Balance Billing (And What To Do About It)
"Balance billing" is when the insurer pays a part of a health care bill, and you are billed for the rest. The classic example is when a patient uses a doctor outside of the insurer's network when the patient does not know the doctor's status or when the patient is in no position for ask. For example, you may choose a surgeon who is in network, but he or she may use an anesthesologist for the operation who is not in your insurer's network. Or you may be unconscious and in no position to ask.
If this happens to you, take the following steps:
- Step 1. Check to see if you are being billed by a health care provider who is in your network for a service that is covered by your insurance plan. If so, the insurer should pay the bill.
- Step 2. If the bill is from a doctor not in the network, contact the insurance company. Explain that this was an involuntary use of an out-of-network provider, and that you made a good faith effort to only use in-network doctors. Ask the insurance company to pay the bill.
- Step 3. If the insurance company will not pay the bill, check the law in your state.
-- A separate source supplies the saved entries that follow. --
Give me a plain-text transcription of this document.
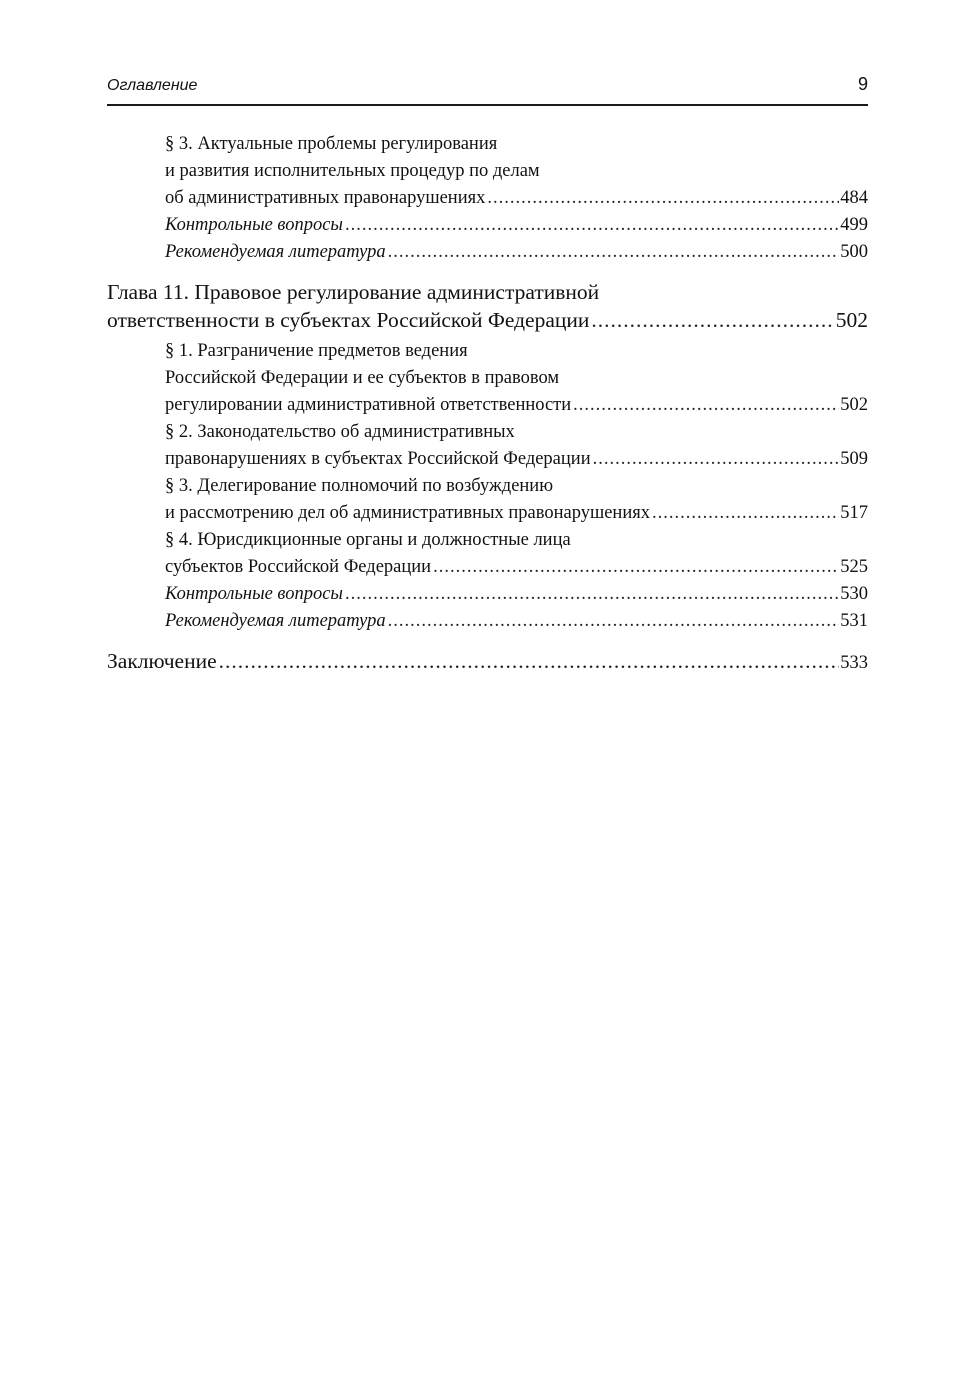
Оглавление	9
§ 3. Актуальные проблемы регулирования
и развития исполнительных процедур по делам
об административных правонарушениях .....	484
Контрольные вопросы .....	499
Рекомендуемая литература .....	500
Глава 11. Правовое регулирование административной
ответственности в субъектах Российской Федерации .....	502
§ 1. Разграничение предметов ведения
Российской Федерации и ее субъектов в правовом
регулировании административной ответственности .....	502
§ 2. Законодательство об административных
правонарушениях в субъектах Российской Федерации .....	509
§ 3. Делегирование полномочий по возбуждению
и рассмотрению дел об административных правонарушениях .....	517
§ 4. Юрисдикционные органы и должностные лица
субъектов Российской Федерации .....	525
Контрольные вопросы .....	530
Рекомендуемая литература .....	531
Заключение .....	533
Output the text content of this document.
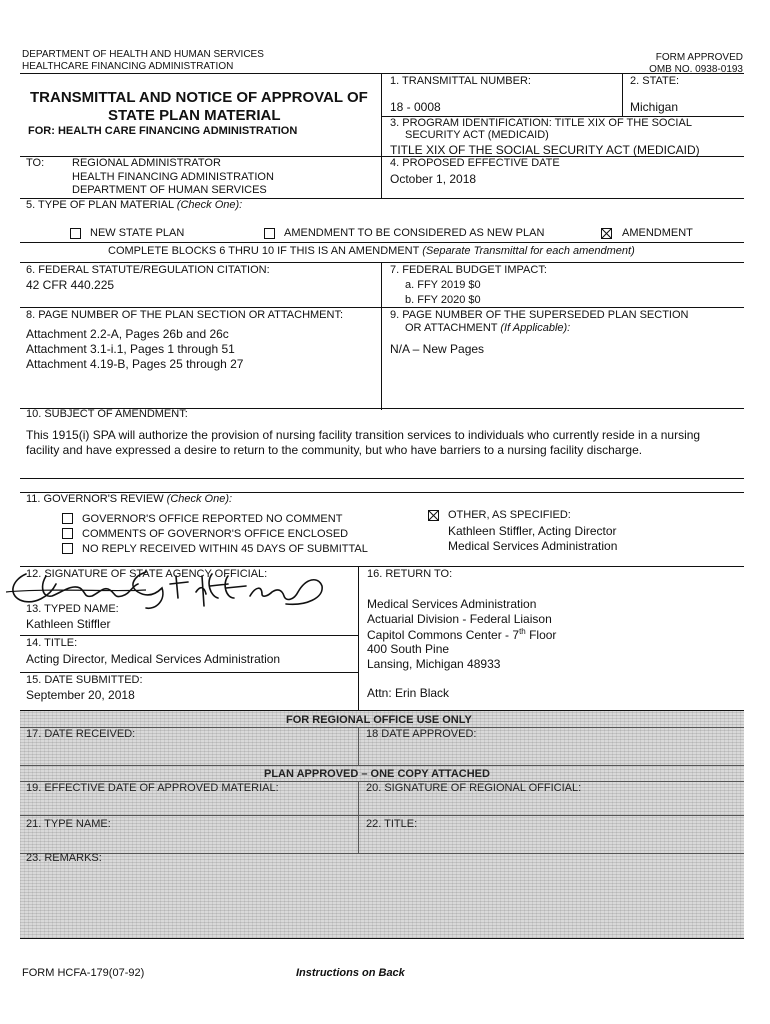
DEPARTMENT OF HEALTH AND HUMAN SERVICES
HEALTHCARE FINANCING ADMINISTRATION
FORM APPROVED
OMB NO. 0938-0193
TRANSMITTAL AND NOTICE OF APPROVAL OF
STATE PLAN MATERIAL
FOR: HEALTH CARE FINANCING ADMINISTRATION
1. TRANSMITTAL NUMBER:
18 - 0008
2. STATE:
Michigan
3. PROGRAM IDENTIFICATION: TITLE XIX OF THE SOCIAL
SECURITY ACT (MEDICAID)
TITLE XIX OF THE SOCIAL SECURITY ACT (MEDICAID)
TO:	REGIONAL ADMINISTRATOR
HEALTH FINANCING ADMINISTRATION
DEPARTMENT OF HUMAN SERVICES
4. PROPOSED EFFECTIVE DATE
October 1, 2018
5. TYPE OF PLAN MATERIAL (Check One):
NEW STATE PLAN	AMENDMENT TO BE CONSIDERED AS NEW PLAN	AMENDMENT
COMPLETE BLOCKS 6 THRU 10 IF THIS IS AN AMENDMENT (Separate Transmittal for each amendment)
6. FEDERAL STATUTE/REGULATION CITATION:
42 CFR 440.225
7. FEDERAL BUDGET IMPACT:
a. FFY 2019 $0
b. FFY 2020 $0
8. PAGE NUMBER OF THE PLAN SECTION OR ATTACHMENT:
Attachment 2.2-A, Pages 26b and 26c
Attachment 3.1-i.1, Pages 1 through 51
Attachment 4.19-B, Pages 25 through 27
9. PAGE NUMBER OF THE SUPERSEDED PLAN SECTION
OR ATTACHMENT (If Applicable):
N/A – New Pages
10. SUBJECT OF AMENDMENT:
This 1915(i) SPA will authorize the provision of nursing facility transition services to individuals who currently reside in a nursing
facility and have expressed a desire to return to the community, but who have barriers to a nursing facility discharge.
11. GOVERNOR'S REVIEW (Check One):
GOVERNOR'S OFFICE REPORTED NO COMMENT
COMMENTS OF GOVERNOR'S OFFICE ENCLOSED
NO REPLY RECEIVED WITHIN 45 DAYS OF SUBMITTAL
OTHER, AS SPECIFIED:
Kathleen Stiffler, Acting Director
Medical Services Administration
12. SIGNATURE OF STATE AGENCY OFFICIAL:
13. TYPED NAME:
Kathleen Stiffler
14. TITLE:
Acting Director, Medical Services Administration
15. DATE SUBMITTED:
September 20, 2018
16. RETURN TO:
Medical Services Administration
Actuarial Division - Federal Liaison
Capitol Commons Center - 7th Floor
400 South Pine
Lansing, Michigan 48933
Attn: Erin Black
FOR REGIONAL OFFICE USE ONLY
17. DATE RECEIVED:	18 DATE APPROVED:
PLAN APPROVED – ONE COPY ATTACHED
19. EFFECTIVE DATE OF APPROVED MATERIAL:	20. SIGNATURE OF REGIONAL OFFICIAL:
21. TYPE NAME:	22. TITLE:
23. REMARKS:
FORM HCFA-179(07-92)	Instructions on Back
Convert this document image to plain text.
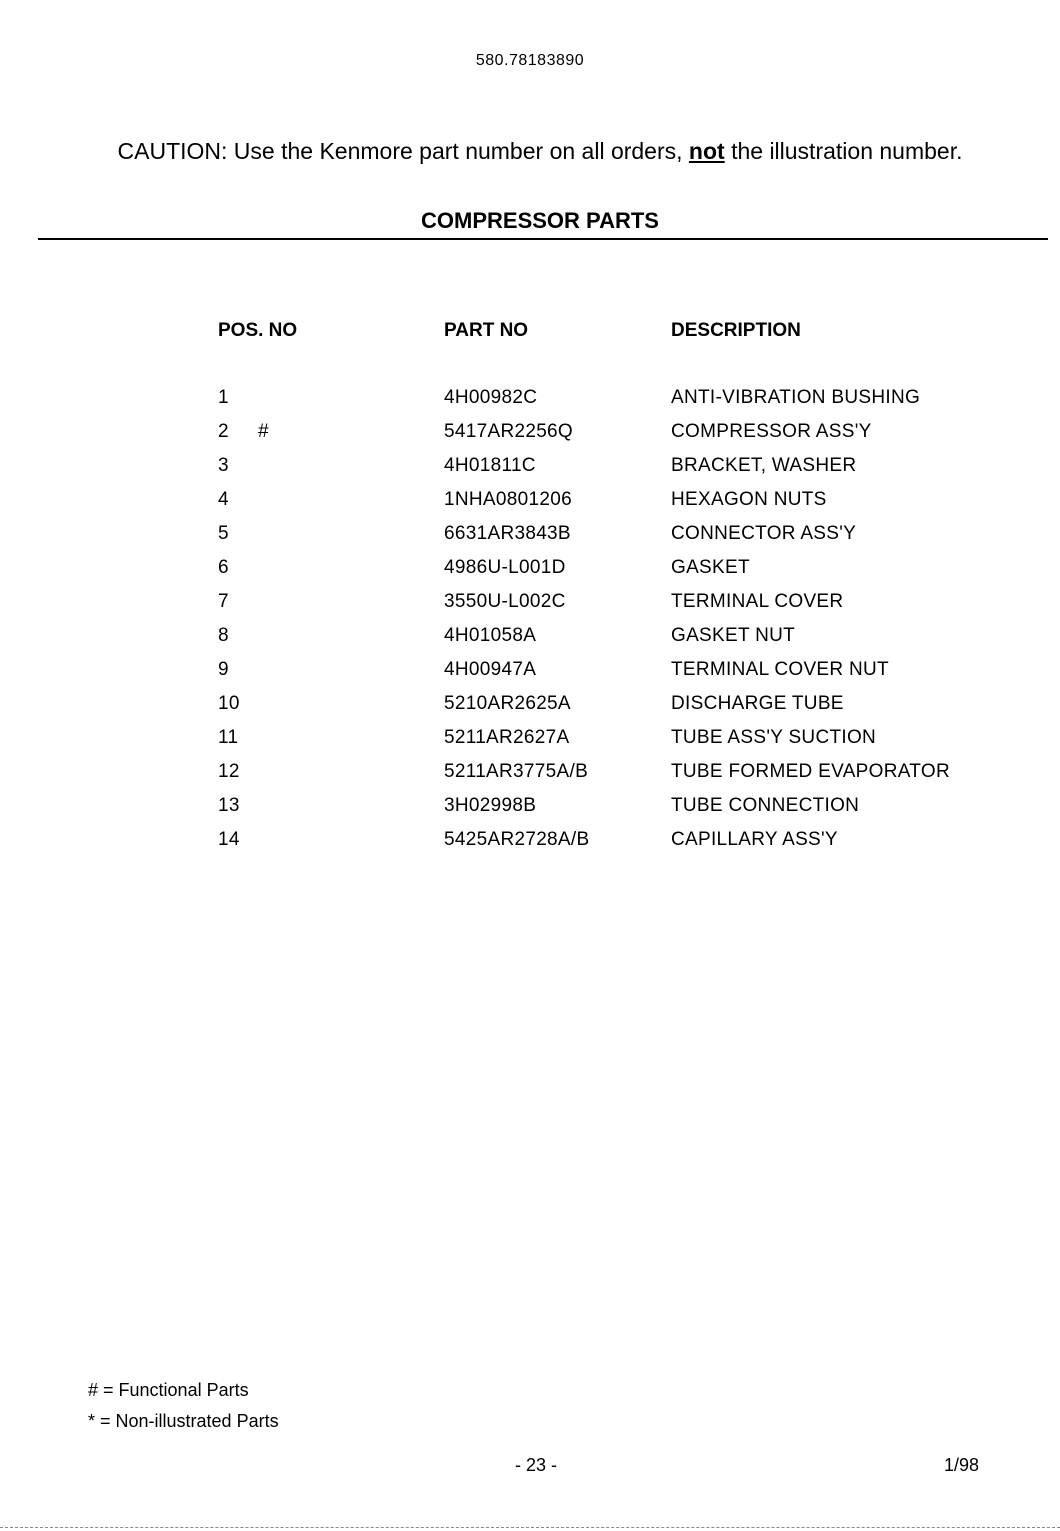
580.78183890
CAUTION: Use the Kenmore part number on all orders, not the illustration number.
COMPRESSOR PARTS
POS. NO	PART NO	DESCRIPTION
1	4H00982C	ANTI-VIBRATION BUSHING
2 #	5417AR2256Q	COMPRESSOR ASS'Y
3	4H01811C	BRACKET, WASHER
4	1NHA0801206	HEXAGON NUTS
5	6631AR3843B	CONNECTOR ASS'Y
6	4986U-L001D	GASKET
7	3550U-L002C	TERMINAL COVER
8	4H01058A	GASKET NUT
9	4H00947A	TERMINAL COVER NUT
10	5210AR2625A	DISCHARGE TUBE
11	5211AR2627A	TUBE ASS'Y SUCTION
12	5211AR3775A/B	TUBE FORMED EVAPORATOR
13	3H02998B	TUBE CONNECTION
14	5425AR2728A/B	CAPILLARY ASS'Y
# = Functional Parts
* = Non-illustrated Parts
- 23 -	1/98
It may prohibit balance billing.
- To learn the law of your state, go to The Actors' Fund Of America's Health Insurance Resource Center (www.ahirc.org , click on your state, then click on "Insurance Guides" and/or Complaints/Appeals).
- If you have difficulty, contact your Department of Insurance for guidance. There may be a regulation which prevents balance billing in your situation. For example, in California, there is a regulation which makes it illegal for people covered by an HMO (Health Maintenance Organization) to be balance billed for out-of-network emergency services. If there is such a law/regulation in your state, call the insurance company and the doctor and remind them of it. For your state's insurance department contact information see: www.naic.org . Click on "NAIC States and Jurisdictions."
- Step 4. If there is no such law or regulation in your state, don't pay the bill and expect to get it back from the insurance company. Instead, ask the insurance company to work through the situation on your behalf to eliminate or reduce the bill.
- Step 5. If there is no compromise reached and you continue to receive a bill, file an appeal with your insurance company to get the company to pay all, or at least a large part, of the bill. At the same time, try to negotiate a reduction in the bill with the health care provider or hire a professional to do the negotiation for you.